Der
Streit mit seinen Eltern war nicht schlimmer als sonst, aber in dieser Nacht
beschloss Chris, das Haus für immer zu verlassen. Er kletterte aus dem Fenster
und ging in den nahen Wald. Es war Vollmond und er lief eine Stunde zwischen den
alten Eichen und Buchen, bis er müde wurde und sein Haupt auf kühles Moos
bettete, wie es in alten Erzählungen gerne beschrieben wurde.
Als er
am nächsten Morgen aufwachte, wusste er nicht, wo er war. Sein Handy hatte
keinen Empfang und bald darauf war der Akku leer. Er ging weiter, aber es
dauerte Stunden, bis er auf einen Wanderweg traf. Bald darauf stand er einem
Riesen mit einem schwarzen Metallica-Shirt und finsterem Blick gegenüber, der
ihn fragte, wohin er wolle. „Rewe“, sagte er und der fürchterliche Koloss ließ
ihn passieren. So hatte er die erste Prüfung bestanden.
Chris
lief den ganzen Tag, ohne auf einen Menschen zu treffen. Montags war im Wald
noch nie viel los gewesen. Die Wege wurden schmaler, dann waren es nur noch
Trampelpfade und selbst die hörten irgendwann auf. Er ging einfach weiter,
Hunger und Durst quälten ihn. Schließlich kam er auf eine kleine Lichtung, auf
der ein alter moosbewachsener Wohnwagen mit zwei platten Reifen stand.
Es
dämmerte schon und in seiner Not klopfte er an die Tür. Niemand öffnete. Er
klopfte ein zweites Mal und wollte schon gehen, als die Tür einen Spalt
geöffnet wurde.

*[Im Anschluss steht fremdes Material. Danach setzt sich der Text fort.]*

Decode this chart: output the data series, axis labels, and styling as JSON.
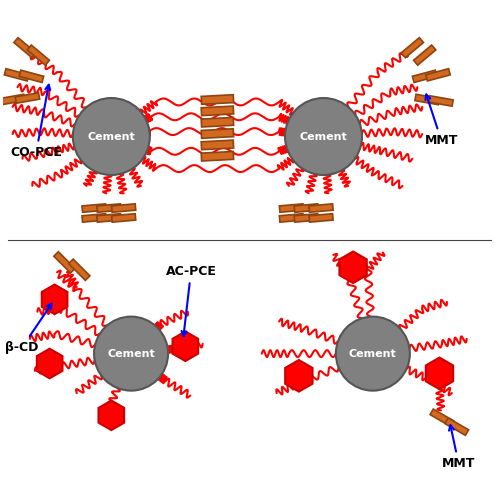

Eine Greisin mit zerzaustem schlohweißem Haar lugte heraus und
betrachtete ihn misstrauisch. „Was willst du von mir?“ Chris sah sie flehend an.
„Bitte, Großmütterchen, habt Erbarmen und gebt mir ein Stück Brot. Ich habe
schrecklichen Hunger.“
Sie
schien einen Augenblick zu grübeln, dann öffnete sie die Tür und ließ ihn
hinein. Das düstere Innere war ein einziges Durcheinander von Kisten, Trödel
und Klamotten. Auf dem Herd brodelte es in einem gusseisernen Topf und es stank
grauenhaft. War es die Suppe, die Alte oder der ganze Wohnwagen? Er nahm seinen
ganzen Mut zusammen, deutete auf den Topf und bat um einen Teller Suppe. Ein
krähendes Gelächter aus einem zahnlosen Mund war die Folge.
Die
Alte öffnete den Kühlschrank und gab ihm einen Energy Drink. Aus einer
Schublade holte sie einen Schokoriegel, den Chris hastig hinunterschlang. „Auf
dem Herd koche ich gerade Crystal Meth. Ich bin eine Kräuterhexe. Das Rezept
habe ich von meiner Schwester in Gütersloh." Dann erzählte sie ihm von ihren
Geschäften und zum Beweis öffnete sie einen großen Koffer, der voller
Geldscheine war.
Der
Rest der Geschichte ist schnell erzählt. Chris wurde ihr Mitarbeiter und lief
einmal in der Woche in die Stadt, um den Stoff auf Schulhöfen, in Kneipen und
in Clubs zu verkaufen. Auf dem Rückweg ging er einkaufen und brachte seiner
Chefin Wein und Kuchen mit. Er überredete sie, in zwei Kessel Meth zu kochen,
und ein Jahr später zogen sie zusammen in eine schicke Penthouse-Wohnung mit
Waldblick.
Und so
lebten sie glücklich bis ans Ende ihrer Tage.